Computing with the Machinery of Life
A new field called molecular computing has sprung up to harness the DNA molecule itself as a practical computing
device. DNA is natureʹs own nanoengineered computer and it is well suited for solving combinatorial problems.
Combining attributes is, after all, the essence of genetics. Applying actual DNA to practical computing applications got its start when Leonard Adleman, a University of Southern California mathematician, coaxed a test tube full of DNA molecules (see the box on page 108) to solve the well‐known ʺtraveling salespersonʺ problem. In this classic problem, we try to find an optimal route for a hypothetical traveler between multiple cities without having to visit a city more than once. Only certain city pairs are connected by routes, so finding the right path is not straightforward. It is an ideal problem for a recursive algorithm, although if the number of cities is too large, even a very fast recursive search will take far too long.
Professor Adleman and other scientists in the molecular‐computing field have identified a set of enzyme reactions
that corresponds to the logical and arithmetic operations needed to solve a variety of computing problems. Although
DNA molecular operations produce occasional errors, the number of DNA strands being used is so large that any molecular errors become statistically insignificant. Thus, despite the inherent error rate in DNAʹs computing and copying processes, a DNA computer can be highly reliable if properly designed.
DNA computers have subsequently been applied to a range of difficult combinatorial problems. A DNA computer
is more flexible than an optical computer but it is still limited to the technique of applying massive parallel search by assembling combinations of elements. [10]
There is another, more powerful way to apply the computing power of DNA that has not yet been explored. I present it below in the section on quantum computing.

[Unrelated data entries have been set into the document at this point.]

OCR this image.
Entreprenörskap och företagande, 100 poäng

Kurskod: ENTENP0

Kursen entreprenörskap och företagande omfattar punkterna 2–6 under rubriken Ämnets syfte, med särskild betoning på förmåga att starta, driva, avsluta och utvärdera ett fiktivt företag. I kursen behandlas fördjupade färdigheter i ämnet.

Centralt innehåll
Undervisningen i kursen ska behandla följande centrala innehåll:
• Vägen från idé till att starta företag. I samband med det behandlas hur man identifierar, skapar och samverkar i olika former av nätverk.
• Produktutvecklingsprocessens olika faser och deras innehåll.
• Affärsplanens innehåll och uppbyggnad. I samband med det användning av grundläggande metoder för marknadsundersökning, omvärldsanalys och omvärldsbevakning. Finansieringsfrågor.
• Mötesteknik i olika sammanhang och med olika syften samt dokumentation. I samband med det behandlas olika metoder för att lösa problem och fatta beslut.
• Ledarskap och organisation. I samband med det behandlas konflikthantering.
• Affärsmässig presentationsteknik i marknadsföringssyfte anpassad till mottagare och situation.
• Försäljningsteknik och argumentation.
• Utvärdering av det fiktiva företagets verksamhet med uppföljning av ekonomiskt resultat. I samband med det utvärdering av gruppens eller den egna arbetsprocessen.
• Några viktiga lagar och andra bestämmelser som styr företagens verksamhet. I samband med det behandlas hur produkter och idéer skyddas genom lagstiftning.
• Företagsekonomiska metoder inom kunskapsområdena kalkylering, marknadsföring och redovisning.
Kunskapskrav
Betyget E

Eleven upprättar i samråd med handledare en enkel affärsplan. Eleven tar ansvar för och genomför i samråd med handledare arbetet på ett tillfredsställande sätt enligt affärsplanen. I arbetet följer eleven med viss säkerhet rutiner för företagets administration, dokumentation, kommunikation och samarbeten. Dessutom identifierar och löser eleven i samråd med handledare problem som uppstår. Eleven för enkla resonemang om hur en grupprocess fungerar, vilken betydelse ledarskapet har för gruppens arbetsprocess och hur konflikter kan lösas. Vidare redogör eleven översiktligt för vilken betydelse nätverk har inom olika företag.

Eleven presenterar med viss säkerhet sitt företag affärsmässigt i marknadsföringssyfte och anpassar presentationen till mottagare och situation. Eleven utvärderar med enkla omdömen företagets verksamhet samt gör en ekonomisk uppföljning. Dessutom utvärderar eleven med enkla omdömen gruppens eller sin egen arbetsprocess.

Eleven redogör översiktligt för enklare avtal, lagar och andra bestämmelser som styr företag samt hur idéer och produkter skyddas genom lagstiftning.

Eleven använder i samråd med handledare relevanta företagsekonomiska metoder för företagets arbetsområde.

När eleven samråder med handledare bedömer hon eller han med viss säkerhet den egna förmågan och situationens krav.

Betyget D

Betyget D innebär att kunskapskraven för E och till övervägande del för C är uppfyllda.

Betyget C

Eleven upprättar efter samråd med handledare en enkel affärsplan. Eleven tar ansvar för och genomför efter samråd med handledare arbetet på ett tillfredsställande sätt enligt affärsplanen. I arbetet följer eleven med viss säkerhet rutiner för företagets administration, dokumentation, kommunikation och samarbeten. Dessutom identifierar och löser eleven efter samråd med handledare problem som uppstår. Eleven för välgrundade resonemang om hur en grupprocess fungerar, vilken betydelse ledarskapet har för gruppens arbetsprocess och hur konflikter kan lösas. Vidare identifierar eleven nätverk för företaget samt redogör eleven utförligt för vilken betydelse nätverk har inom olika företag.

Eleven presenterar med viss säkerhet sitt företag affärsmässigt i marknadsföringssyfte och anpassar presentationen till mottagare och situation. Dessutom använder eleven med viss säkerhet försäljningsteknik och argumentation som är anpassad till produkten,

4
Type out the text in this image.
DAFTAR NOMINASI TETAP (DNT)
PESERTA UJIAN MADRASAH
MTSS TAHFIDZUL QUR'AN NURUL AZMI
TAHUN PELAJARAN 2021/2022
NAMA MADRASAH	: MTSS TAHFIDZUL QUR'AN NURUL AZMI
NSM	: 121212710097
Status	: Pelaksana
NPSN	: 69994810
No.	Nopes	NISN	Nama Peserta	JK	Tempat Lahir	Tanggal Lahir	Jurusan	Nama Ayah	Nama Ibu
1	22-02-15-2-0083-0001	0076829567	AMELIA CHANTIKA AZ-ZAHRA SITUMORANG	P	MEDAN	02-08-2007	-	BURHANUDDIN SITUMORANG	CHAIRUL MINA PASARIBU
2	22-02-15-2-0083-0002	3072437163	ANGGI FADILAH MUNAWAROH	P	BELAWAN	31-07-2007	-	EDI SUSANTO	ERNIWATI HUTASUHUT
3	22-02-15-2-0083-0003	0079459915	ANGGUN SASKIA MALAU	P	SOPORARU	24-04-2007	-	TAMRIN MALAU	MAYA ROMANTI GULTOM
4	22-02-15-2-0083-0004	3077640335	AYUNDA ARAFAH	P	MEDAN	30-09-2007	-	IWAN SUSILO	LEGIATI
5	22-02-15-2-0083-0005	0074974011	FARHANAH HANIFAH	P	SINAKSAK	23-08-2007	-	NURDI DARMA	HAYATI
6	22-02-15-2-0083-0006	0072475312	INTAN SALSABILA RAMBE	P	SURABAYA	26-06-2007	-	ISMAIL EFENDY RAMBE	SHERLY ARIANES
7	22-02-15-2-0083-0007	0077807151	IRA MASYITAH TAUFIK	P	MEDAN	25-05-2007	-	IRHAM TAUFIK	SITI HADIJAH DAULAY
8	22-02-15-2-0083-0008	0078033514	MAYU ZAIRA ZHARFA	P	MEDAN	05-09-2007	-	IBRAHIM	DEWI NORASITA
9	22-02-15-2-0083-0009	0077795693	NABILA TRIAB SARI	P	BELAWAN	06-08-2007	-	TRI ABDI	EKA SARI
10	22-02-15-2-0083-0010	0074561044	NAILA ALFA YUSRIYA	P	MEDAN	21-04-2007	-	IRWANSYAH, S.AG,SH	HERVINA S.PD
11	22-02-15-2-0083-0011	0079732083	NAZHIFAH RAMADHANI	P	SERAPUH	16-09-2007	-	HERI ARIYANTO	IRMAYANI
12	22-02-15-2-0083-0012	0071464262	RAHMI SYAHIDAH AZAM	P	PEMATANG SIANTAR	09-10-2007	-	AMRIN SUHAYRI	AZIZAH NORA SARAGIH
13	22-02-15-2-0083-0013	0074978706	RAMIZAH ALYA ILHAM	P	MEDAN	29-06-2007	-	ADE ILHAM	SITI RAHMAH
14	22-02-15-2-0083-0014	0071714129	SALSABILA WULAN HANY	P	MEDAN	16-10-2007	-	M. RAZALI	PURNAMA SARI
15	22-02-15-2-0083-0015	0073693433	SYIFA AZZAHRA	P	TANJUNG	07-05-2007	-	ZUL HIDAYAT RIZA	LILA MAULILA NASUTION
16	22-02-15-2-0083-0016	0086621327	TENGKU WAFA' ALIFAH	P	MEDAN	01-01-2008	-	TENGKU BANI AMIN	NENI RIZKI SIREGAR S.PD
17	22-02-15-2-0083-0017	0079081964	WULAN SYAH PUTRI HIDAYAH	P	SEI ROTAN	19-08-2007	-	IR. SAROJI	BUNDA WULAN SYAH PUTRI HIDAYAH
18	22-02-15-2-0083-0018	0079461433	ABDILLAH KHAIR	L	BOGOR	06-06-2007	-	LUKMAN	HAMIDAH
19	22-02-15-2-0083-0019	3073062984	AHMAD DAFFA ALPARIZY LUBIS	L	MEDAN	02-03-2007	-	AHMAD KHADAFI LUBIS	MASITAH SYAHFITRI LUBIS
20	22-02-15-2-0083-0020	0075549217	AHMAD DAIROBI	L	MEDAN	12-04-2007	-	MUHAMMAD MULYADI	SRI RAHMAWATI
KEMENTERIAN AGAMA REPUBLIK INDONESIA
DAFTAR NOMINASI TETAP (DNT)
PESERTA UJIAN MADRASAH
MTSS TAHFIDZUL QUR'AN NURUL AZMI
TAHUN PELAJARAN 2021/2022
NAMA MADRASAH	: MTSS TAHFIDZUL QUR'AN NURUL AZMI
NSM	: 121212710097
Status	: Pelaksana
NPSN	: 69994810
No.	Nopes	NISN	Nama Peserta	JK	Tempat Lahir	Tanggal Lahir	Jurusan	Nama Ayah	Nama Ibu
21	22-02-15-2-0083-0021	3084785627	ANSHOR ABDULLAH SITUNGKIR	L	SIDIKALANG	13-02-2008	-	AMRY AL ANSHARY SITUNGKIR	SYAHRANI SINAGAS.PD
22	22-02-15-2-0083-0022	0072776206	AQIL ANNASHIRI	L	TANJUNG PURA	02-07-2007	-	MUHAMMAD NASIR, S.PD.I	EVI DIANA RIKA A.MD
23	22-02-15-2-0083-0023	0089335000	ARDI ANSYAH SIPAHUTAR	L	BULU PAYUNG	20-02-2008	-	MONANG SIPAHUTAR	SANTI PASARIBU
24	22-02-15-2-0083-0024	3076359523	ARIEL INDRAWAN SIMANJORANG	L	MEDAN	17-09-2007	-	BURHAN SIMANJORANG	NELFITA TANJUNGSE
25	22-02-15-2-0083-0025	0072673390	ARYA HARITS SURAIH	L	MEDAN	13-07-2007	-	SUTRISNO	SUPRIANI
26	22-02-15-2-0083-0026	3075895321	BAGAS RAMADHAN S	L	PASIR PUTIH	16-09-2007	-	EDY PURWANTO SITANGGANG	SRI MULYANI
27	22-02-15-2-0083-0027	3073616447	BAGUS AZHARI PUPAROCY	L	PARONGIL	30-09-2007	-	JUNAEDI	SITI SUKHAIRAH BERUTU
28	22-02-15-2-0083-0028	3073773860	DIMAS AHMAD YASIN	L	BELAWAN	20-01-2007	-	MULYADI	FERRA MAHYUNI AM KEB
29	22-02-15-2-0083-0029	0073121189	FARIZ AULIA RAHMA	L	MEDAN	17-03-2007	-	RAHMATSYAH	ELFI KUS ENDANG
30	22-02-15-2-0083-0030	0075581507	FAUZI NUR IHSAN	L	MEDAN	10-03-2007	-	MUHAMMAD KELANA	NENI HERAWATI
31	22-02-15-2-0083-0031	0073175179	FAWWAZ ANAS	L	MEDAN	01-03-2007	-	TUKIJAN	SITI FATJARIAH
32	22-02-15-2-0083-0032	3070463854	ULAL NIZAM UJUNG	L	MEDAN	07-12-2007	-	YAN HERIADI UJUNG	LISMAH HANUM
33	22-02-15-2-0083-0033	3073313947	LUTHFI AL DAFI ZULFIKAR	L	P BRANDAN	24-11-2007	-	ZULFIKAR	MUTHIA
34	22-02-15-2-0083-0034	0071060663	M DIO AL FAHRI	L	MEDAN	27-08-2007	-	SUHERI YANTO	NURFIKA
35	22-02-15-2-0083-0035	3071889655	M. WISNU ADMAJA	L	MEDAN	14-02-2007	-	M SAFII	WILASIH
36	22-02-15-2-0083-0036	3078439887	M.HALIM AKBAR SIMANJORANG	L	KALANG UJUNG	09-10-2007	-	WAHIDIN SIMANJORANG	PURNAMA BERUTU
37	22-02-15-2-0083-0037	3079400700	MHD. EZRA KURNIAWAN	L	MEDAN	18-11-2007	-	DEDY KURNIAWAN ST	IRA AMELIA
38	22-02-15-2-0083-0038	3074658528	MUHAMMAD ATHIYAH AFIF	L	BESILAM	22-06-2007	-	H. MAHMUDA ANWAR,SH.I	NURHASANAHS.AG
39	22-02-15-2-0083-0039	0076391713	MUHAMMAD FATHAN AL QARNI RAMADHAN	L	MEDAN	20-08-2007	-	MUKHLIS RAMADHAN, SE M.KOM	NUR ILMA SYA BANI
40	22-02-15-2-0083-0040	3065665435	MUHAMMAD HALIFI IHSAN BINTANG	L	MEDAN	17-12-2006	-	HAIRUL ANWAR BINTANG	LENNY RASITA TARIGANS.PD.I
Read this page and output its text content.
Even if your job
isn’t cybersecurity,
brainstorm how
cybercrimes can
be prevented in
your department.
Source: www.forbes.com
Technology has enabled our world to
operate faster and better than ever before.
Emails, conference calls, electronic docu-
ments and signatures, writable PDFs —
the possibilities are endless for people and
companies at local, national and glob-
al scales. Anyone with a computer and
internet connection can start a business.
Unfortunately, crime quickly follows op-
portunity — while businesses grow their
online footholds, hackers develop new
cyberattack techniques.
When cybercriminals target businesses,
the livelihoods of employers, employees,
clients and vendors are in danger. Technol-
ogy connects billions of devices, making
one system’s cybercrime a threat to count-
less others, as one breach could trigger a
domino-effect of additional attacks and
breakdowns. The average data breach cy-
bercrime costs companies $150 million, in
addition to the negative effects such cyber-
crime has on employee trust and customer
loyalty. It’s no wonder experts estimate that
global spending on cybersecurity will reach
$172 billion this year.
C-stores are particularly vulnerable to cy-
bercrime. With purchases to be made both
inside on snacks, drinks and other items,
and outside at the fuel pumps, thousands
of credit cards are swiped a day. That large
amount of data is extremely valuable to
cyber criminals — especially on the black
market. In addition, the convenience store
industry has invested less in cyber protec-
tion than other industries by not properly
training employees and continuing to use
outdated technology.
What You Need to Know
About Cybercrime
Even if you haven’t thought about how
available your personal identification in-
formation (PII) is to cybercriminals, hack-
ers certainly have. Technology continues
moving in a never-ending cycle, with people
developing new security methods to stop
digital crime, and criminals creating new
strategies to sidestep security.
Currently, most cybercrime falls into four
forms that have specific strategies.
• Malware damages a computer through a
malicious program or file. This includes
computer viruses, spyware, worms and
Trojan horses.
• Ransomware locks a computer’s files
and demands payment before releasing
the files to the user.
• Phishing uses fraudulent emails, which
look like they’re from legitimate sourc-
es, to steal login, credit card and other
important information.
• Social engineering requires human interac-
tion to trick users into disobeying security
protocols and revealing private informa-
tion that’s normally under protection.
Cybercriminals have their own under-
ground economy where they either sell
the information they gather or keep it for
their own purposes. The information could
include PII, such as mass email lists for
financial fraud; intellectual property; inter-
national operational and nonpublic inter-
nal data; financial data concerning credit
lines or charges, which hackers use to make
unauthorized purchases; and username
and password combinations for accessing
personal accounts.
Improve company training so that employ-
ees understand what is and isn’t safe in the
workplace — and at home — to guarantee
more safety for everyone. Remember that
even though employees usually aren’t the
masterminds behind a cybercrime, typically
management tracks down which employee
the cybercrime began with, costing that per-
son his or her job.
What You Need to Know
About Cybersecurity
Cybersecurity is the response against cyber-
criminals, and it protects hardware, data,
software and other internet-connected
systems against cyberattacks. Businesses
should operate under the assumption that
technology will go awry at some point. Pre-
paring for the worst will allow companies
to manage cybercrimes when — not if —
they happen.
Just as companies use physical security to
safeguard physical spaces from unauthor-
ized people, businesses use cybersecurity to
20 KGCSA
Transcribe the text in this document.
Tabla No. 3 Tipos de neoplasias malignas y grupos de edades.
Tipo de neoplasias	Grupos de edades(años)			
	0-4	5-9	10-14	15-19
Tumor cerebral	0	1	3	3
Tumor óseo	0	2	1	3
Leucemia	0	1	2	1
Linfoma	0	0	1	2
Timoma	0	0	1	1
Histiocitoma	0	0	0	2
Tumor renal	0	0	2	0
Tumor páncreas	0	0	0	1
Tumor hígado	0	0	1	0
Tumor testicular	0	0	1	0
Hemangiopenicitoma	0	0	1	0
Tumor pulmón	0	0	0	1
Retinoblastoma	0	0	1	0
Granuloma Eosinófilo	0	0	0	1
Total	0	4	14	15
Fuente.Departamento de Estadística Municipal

HOW TO SOLVE THE TRAVELING-SALESPERSON
PROBLEM USING A TEST TUBE OF DNA
One of DNA's advantageous properties is its ability to replicate itself, and the information it contains. To solve
the traveling-salesperson problem, Professor Adleman performed the following steps:
• Generate a small strand of DNA with a unique code for each city.
• Replicate each such strand (one for each city) trillions of times using a process called "polymerase
chain reaction" (PCR).
• Next, put the pools of DNA (one for each city) together in a test tube. This step uses DNA's affinity to
link strands together. Longer strands will form automatically. Each such longer strand represents a
possible route of multiple cities. The small strands representing each city link up with one another in a
random fashion, so there is no mathematical certainty that a linked strand representing the correct
answer (sequence of cities) will be formed. However, the number of strands is so vast that it is
virtually certain that at least one strand—and probably millions—will be formed that represent the
correct answer.
The next steps use specially designed enzymes to eliminate the trillions of strands that represent the
wrong answer, leaving only the strands representing the correct answer:
• Use molecules called primers to destroy those DNA strands that do not start with the start city as well
as those that do not end with the end city, and replicate these surviving strands (using PCR).
• Use an enzyme reaction to eliminate those DNA strands that represent a travel path greater than the
total number of cities.
• Use an enzyme reaction to destroy those strands that do not include the first city. Repeat for each of
the cities.
• Now, each of the surviving strands represents the correct answer. Replicate these surviving strands
(using PCR) until there are billions of such strands.
• Using a technique called electrophoresis, read out the DNA sequence of these correct strands (as a
group). The readout looks like a set of distinct lines, which specifies the correct sequence of cities.